PAPUADALAMBERITA.COM. MANOKWARI – Tahun 1982 saya injak Jayapura ikuti orang tua yang pindah tugas ke Irian Jaya. Bersekolah di SMA Negeri 2 Jayapura Dok VII (sekarang di Dok IX) atas.

Suatu hari, jelang siang lonceng sekolah kami berbunyi panjang tanda pulang, kita bertanya  kenapa pulang cepat?

Dijelaskan karena ada OPM kibarkan bendera. Itu awal saya dengar kata OPM, kemudian diketahui OPM itu singkatan dari Organisasi Papua Merdeka.
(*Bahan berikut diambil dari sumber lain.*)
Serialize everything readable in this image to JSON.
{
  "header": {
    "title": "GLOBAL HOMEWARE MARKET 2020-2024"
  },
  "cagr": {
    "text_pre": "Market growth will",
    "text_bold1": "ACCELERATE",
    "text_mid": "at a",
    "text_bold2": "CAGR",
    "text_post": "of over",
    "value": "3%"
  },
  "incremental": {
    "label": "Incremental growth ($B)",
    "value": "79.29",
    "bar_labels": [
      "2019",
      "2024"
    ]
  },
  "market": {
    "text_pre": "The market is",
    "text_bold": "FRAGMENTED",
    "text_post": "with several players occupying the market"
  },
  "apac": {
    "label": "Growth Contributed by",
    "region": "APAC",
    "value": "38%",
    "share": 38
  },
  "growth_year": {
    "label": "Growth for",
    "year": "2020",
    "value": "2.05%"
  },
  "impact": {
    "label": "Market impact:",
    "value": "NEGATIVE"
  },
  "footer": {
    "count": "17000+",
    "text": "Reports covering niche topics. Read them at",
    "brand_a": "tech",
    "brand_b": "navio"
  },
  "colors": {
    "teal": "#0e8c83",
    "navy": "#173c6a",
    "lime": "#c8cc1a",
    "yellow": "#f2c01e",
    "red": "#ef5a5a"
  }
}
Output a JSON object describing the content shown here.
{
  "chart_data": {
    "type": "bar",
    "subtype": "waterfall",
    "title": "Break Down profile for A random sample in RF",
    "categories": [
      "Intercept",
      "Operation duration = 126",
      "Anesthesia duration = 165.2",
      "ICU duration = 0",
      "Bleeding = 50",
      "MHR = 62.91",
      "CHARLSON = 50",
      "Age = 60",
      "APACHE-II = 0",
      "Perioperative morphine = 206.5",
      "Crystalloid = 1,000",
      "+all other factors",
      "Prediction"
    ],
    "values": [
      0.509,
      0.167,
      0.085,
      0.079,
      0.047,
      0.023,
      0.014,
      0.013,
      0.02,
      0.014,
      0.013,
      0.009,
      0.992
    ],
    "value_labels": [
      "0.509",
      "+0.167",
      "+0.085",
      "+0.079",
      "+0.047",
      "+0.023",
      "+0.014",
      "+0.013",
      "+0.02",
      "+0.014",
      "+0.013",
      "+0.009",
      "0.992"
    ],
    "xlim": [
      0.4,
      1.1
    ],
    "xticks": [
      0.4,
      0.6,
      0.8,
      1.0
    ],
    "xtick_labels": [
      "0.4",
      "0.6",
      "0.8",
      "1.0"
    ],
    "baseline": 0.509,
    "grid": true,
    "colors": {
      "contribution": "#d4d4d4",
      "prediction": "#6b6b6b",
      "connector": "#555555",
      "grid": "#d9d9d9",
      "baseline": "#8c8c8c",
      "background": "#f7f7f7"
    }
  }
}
Berjalannya waktu, 18 Desember 1988 Jayapura mencekam, Doktor Thomas Wapai Wanggai mendeklarasikan berdirinya Republik Malanesia Barat di Stadion Mandala Jayapura ditandai pengibaran bendera bintang empat belas.

Uniknya, bendera bintang empat belas berbeda dengan bendera bintang kejora, bendera versi doktor Wanggai punya 14 bintang dijejer mebentuk salip di kain warna hijau sampingnya ada warna hitam, putih dan merah.

Kebetulan, rumah saya di atas Stadion Mandala Jayapura berdekatan dengan SMP Negeri I Jayapura, dari ketinggian di belakang SMP bebas melihat ke arah Stadion Mandala, sore itu tampak banyak tentara dan polisi berjaga-jaga.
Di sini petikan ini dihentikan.